I was officially diagnosed at ten months postpartum. Apparently, any form of depression within a year of having a baby is considered postpartum depression. I was shocked. I felt foolish, like I should've caught this sooner. I'm a nurse after all!  But like I said, I felt like my symptoms were vague, and I justified my feelings. After six weeks of being on a low-dose antidepressant, I started feeling better. I started feeling more like myself again. My husband told me I was more “me” again. I'm not really sure why I fought it for so long, but looking back I wish I hadn't. I'm not a failure; I have a medical condition that requires medical treatment. It doesn't make me any less of a mother. It has actually made me a better mother because I can handle all the craziness that comes along with parenting.

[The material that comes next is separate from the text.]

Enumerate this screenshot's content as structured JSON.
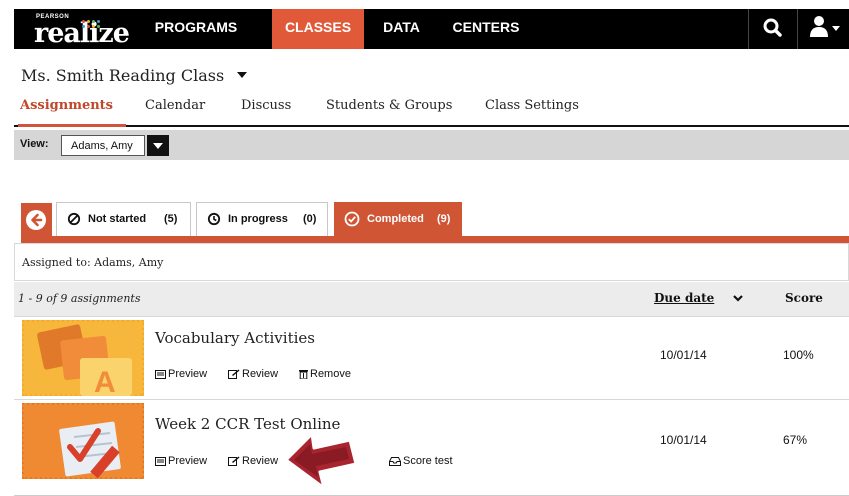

And the more I've shared my experience with other women, the more I've learned that a lot of women experience this condition, but most don't feel comfortable talking about it. I've talked with women who’ve received treatment, but also some who suffered for years on their own. My heart breaks for them. Those few months were horrible for me and for my family. I can't imagine feeling that way for years.

I wanted to share my story in hopes that other women can learn from it. I would encourage any woman, if you’re having any of these feelings to talk to someone about it. Talk to your doctor. Talk to a counselor. Keep trying until you find someone that listens and offers some help. You don’t have to suffer all alone. There is hope, and you can feel better.